Application endpoint down
Incident Report for Pantheon Operations
Postmortem

On Monday, 20 July, 2020 around 12:50pm UTC, Pantheon platform experienced a lack of compute capacity in the European Datacenter causing some servers in the region to be unresponsive. The incident affected 0.5% of customer sites within that region. 

We addressed the capacity issue and worked with our upstream provider for the EU to increase our quota in order to provision additional spare capacity.

The incident was resolved at 5:01pm UTC after affected customer sites were moved to the new servers.
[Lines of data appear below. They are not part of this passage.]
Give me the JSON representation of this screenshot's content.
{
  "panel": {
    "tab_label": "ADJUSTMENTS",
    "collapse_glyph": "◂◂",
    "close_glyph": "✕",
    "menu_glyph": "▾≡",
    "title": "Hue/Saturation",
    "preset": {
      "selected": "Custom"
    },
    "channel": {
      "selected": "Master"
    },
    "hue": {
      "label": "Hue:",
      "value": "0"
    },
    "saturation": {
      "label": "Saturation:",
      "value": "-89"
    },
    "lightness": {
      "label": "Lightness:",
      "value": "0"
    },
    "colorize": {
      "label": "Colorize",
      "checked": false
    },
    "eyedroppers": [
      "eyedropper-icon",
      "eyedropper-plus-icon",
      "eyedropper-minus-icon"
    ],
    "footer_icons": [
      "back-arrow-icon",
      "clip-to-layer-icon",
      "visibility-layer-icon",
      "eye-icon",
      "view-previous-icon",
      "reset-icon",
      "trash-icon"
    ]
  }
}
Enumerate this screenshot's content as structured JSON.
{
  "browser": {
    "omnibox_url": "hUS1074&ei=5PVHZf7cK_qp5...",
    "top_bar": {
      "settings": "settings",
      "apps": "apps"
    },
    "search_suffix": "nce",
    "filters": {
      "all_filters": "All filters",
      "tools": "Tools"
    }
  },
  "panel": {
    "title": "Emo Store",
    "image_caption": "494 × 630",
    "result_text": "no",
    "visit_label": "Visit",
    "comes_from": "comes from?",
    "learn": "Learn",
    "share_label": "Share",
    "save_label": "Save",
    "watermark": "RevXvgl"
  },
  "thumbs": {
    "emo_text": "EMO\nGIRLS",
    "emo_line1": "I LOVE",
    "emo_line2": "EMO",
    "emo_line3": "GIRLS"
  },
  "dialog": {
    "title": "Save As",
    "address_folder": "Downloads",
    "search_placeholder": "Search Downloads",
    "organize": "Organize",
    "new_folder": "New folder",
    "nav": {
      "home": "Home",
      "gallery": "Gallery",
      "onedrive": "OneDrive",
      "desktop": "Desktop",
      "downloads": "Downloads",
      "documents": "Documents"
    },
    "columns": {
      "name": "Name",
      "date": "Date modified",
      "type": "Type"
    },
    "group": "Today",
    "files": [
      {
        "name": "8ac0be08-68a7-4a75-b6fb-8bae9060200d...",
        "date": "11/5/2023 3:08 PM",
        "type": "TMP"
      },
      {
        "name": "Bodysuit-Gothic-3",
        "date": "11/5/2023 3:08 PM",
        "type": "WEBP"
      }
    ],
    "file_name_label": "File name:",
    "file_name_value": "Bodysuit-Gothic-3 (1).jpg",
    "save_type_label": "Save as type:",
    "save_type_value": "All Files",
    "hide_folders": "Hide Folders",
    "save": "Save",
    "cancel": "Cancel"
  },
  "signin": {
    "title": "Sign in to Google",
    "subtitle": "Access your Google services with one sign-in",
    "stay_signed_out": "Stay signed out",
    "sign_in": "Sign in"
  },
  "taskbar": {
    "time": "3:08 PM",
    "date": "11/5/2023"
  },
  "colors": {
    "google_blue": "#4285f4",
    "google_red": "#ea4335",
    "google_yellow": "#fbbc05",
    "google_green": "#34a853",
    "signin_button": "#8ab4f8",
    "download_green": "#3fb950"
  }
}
Our Engineering team is taking actions to prevent a situation where capacity is not available without an upstream provider. We are taking a look at the process in which we evaluate our capacity in non-US regions preventing such an incident from happening again.
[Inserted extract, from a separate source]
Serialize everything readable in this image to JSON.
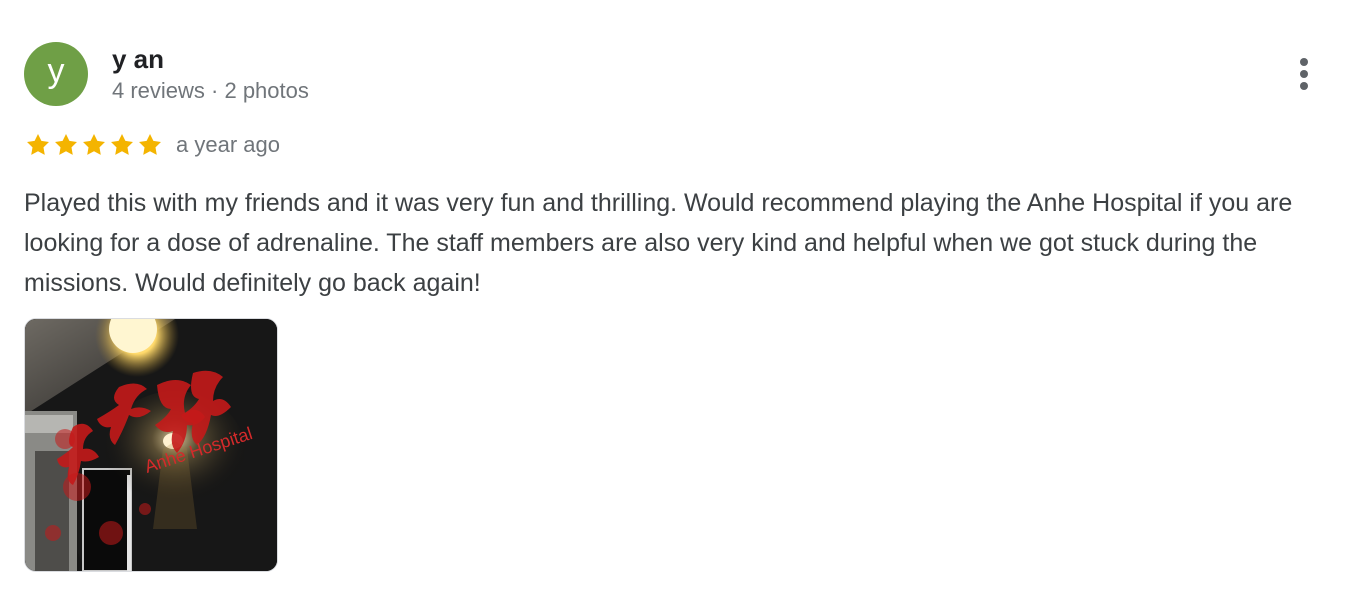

Posted Jul 29, 2020 - 16:56 PDT

Resolved
This incident has been resolved.
Posted Jul 20, 2020 - 10:01 PDT
Update
We are continuing to monitor for any further issues.
Posted Jul 20, 2020 - 09:46 PDT
Monitoring
A fix has been implemented and we are monitoring the results.
Posted Jul 20, 2020 - 09:15 PDT
Update
Our engineering team have confirmed this incident affected sites in the EU region only, other regions were not affected.
Posted Jul 20, 2020 - 08:32 PDT
Update
We are continuing to work on a fix for this issue.
Posted Jul 20, 2020 - 08:12 PDT
Identified
The issue has been identified and a fix is being implemented.
Posted Jul 20, 2020 - 07:38 PDT
Update
We are continuing to investigate this issue.
Posted Jul 20, 2020 - 07:20 PDT
Update
We are continuing to investigate this issue.
Posted Jul 20, 2020 - 06:30 PDT
Investigating
We have been alerted to an issue affecting an individual endpoint and are investigating
Posted Jul 20, 2020 - 05:50 PDT
This incident affected: Customer Sites.